New Delhi- India’s combined tax-to-GDP ratio has climbed to 19.6 per cent, bringing the country on par with several major global economies and underscoring steady improvements in tax collection efficiency, according to a report by Bank of Baroda.
The ratio, which includes both Central and state tax revenues, is higher than that of several emerging economies such as Hong Kong, Malaysia and Indonesia. While India’s Central gross tax revenue alone stands at 11.7 per cent of GDP, the consolidated figure reflects stronger state-level participation and improved compliance across the overall tax system.
Despite the progress, India continues to lag behind advanced economies. Germany’s tax-to-GDP ratio is close to 38 per cent, while the United States stands at around 25.6 per cent. Bank of Baroda noted that this gap represents a significant policy opportunity for India, particularly given its favourable demographic profile and growth potential.
The report highlighted that the government is increasingly prioritising comprehensive tax reforms focused on simplification, rationalisation and digitisation. These measures are expected to further raise the tax-to-GDP ratio in the coming years.
Key regulatory initiatives, including the proposed Income Tax Act, 2025, and the rationalisation of corporate tax structures, are likely to enhance transparency and ease of compliance. The new Income Tax Act, scheduled to come into force from April 1, 2026, is also expected to broaden the tax base by gradually bringing more of the informal economy into the formal fold.
A historical analysis in the report shows that tax collections and nominal GDP have begun moving more closely in tandem over time. Between FY93 and FY02, the relationship was volatile due to a narrow tax base.

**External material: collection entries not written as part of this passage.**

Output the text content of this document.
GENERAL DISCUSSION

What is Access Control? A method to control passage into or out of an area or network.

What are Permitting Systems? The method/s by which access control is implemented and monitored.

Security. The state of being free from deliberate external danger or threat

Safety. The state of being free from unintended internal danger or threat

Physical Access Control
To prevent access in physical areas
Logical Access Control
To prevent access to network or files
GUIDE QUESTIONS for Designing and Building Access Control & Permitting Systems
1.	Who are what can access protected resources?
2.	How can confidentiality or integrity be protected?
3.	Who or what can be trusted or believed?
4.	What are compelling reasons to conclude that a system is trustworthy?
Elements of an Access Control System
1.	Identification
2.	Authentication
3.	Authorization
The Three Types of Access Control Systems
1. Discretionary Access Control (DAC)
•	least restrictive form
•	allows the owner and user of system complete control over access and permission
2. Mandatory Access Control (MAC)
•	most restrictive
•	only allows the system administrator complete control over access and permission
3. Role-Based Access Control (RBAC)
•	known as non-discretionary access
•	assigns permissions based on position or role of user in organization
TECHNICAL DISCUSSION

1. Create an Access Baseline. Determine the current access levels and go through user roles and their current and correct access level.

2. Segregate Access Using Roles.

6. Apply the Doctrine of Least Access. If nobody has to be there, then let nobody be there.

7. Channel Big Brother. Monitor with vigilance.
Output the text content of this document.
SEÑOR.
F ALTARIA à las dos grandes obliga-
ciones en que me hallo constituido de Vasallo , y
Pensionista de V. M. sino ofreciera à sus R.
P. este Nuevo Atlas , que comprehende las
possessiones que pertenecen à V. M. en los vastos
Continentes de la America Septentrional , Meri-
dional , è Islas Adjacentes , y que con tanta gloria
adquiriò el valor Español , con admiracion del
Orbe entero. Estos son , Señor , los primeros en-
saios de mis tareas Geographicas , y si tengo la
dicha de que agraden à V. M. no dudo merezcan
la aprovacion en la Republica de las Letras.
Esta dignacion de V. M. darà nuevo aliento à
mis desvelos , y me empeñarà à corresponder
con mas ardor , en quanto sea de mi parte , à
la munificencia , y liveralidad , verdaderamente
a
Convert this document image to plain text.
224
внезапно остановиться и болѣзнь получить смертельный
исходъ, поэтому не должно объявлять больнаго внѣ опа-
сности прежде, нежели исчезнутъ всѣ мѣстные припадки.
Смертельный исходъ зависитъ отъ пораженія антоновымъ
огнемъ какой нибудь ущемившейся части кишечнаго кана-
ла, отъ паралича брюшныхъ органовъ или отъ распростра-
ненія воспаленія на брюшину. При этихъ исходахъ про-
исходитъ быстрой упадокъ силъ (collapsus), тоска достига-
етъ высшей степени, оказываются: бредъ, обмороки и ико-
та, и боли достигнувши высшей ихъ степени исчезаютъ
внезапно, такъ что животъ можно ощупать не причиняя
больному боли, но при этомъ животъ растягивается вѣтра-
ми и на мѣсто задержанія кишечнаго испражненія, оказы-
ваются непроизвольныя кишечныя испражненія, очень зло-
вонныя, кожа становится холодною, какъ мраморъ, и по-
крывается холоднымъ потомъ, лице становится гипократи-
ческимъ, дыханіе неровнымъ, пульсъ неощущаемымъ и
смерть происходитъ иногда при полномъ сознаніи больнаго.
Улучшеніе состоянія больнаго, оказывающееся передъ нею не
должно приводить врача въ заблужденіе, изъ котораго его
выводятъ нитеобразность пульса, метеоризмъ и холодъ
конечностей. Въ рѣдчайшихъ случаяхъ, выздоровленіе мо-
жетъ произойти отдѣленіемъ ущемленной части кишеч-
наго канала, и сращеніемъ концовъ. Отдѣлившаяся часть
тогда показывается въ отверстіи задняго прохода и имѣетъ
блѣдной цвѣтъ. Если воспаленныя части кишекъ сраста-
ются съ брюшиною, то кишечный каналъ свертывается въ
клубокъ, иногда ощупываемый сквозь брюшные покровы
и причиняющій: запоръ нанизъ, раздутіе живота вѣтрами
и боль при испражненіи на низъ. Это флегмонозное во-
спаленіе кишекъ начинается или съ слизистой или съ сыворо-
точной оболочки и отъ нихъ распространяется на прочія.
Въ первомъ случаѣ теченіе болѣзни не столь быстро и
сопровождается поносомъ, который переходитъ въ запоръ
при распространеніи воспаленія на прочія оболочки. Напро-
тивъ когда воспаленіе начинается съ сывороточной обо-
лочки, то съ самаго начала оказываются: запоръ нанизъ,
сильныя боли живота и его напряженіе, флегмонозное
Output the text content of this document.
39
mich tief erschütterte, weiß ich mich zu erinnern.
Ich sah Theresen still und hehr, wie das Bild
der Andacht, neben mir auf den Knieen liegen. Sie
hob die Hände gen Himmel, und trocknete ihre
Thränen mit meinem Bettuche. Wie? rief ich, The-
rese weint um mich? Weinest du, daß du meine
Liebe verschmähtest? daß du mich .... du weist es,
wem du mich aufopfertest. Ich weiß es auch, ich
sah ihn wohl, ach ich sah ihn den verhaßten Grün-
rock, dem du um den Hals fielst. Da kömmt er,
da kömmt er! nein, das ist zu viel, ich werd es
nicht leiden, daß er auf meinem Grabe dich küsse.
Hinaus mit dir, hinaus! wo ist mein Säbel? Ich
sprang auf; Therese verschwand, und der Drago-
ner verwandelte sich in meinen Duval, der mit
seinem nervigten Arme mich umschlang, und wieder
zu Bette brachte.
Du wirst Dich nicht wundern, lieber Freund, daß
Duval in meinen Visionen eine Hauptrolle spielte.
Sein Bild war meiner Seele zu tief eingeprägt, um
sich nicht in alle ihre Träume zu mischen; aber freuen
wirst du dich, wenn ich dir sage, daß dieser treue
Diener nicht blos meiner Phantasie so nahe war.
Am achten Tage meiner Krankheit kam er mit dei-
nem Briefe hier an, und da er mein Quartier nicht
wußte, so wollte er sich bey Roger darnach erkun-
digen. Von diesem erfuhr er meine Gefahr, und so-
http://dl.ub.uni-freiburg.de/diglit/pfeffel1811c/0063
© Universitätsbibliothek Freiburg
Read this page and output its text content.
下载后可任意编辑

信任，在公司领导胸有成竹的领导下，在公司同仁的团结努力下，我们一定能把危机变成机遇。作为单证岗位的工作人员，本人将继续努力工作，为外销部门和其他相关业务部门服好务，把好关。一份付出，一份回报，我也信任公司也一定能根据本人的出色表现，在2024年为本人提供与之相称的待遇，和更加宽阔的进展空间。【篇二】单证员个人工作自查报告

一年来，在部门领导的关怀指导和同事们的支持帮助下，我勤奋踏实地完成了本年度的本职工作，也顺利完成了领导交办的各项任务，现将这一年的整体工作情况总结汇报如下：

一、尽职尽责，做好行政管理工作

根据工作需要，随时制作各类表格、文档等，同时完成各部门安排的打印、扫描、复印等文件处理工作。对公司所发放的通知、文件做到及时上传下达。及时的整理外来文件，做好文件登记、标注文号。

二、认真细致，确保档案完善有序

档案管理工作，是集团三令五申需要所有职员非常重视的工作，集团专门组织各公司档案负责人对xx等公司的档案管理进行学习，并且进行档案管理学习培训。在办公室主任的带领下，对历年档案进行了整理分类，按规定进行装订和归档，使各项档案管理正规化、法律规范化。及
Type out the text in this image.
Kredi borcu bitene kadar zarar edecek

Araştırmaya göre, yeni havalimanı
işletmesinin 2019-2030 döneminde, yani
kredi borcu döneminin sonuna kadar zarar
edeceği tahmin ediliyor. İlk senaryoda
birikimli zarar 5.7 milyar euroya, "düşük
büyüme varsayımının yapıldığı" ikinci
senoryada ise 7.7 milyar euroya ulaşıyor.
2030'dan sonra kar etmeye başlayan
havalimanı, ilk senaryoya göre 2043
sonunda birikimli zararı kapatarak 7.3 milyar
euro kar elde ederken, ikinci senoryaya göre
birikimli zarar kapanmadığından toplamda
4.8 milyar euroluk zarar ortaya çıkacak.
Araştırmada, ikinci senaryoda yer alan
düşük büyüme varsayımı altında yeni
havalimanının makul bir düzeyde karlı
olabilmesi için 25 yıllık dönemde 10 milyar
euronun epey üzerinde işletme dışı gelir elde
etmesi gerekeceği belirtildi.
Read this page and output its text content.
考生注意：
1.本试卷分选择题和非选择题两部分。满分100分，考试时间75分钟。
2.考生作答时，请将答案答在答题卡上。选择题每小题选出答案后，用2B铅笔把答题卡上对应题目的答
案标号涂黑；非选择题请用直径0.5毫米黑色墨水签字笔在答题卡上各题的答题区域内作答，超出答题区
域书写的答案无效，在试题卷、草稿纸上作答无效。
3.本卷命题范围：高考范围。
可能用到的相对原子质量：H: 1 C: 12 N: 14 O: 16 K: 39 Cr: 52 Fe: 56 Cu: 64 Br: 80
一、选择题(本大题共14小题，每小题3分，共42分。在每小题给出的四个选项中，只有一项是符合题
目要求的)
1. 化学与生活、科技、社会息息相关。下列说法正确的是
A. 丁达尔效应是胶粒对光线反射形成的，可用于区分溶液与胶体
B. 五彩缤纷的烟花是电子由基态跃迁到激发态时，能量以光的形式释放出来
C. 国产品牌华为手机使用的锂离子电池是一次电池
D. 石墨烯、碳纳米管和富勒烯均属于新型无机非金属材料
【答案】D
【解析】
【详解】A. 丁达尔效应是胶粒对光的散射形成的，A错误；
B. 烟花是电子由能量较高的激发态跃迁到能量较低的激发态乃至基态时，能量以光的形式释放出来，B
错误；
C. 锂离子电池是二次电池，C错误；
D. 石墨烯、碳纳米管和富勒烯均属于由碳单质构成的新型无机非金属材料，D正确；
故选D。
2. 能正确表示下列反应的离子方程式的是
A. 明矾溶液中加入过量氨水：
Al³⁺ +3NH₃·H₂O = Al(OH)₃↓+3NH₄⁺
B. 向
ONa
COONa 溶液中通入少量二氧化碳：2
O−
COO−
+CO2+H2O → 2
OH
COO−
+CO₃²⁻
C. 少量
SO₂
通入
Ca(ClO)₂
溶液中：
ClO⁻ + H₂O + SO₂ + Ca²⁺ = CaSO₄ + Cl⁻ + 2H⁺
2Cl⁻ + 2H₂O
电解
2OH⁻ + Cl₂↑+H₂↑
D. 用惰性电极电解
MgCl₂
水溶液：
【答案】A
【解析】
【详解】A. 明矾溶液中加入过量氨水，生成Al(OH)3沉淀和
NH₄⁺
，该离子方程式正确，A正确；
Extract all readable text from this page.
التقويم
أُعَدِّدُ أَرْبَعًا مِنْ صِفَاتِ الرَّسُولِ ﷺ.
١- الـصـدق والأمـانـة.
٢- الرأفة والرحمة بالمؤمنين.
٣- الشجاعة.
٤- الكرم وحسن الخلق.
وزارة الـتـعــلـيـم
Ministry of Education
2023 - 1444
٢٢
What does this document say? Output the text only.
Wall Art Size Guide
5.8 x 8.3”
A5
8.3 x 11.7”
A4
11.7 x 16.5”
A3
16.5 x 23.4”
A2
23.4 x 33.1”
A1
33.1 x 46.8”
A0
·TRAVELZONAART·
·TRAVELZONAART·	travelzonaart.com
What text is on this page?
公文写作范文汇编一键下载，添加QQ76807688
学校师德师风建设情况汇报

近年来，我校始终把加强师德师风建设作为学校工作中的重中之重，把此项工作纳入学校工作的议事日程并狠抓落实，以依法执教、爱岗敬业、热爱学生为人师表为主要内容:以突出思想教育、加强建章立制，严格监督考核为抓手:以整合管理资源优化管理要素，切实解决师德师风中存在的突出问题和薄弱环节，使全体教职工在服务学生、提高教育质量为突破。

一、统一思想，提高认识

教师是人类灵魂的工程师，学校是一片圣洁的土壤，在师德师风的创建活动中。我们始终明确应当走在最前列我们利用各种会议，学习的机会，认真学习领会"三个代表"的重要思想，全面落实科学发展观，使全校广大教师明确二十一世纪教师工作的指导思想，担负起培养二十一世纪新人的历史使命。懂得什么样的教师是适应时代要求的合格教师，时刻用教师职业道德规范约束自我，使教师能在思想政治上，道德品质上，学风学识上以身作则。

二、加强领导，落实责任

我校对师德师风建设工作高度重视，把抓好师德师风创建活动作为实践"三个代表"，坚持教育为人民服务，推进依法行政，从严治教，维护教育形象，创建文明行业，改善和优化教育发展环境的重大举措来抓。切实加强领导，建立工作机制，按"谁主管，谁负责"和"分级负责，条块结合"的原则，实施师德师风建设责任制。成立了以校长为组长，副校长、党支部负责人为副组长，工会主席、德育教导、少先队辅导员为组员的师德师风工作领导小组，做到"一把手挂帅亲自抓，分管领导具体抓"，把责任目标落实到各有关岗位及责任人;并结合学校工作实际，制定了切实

However, from FY14 onwards, a clear convergence has emerged, becoming more pronounced from FY23.
Recent data indicate that tax elasticity is around 1.1, higher than the long-term average, suggesting that tax revenues are growing faster than the overall economy.
The report also identified a strong positive relationship between different tax components and key macroeconomic indicators. Income tax collections show a robust correlation with nominal GDP and per capita income, reflecting rising earnings and improved compliance. Corporate tax collections have similarly benefited from better corporate profitability, with buoyancy levels remaining strong compared to historical trends.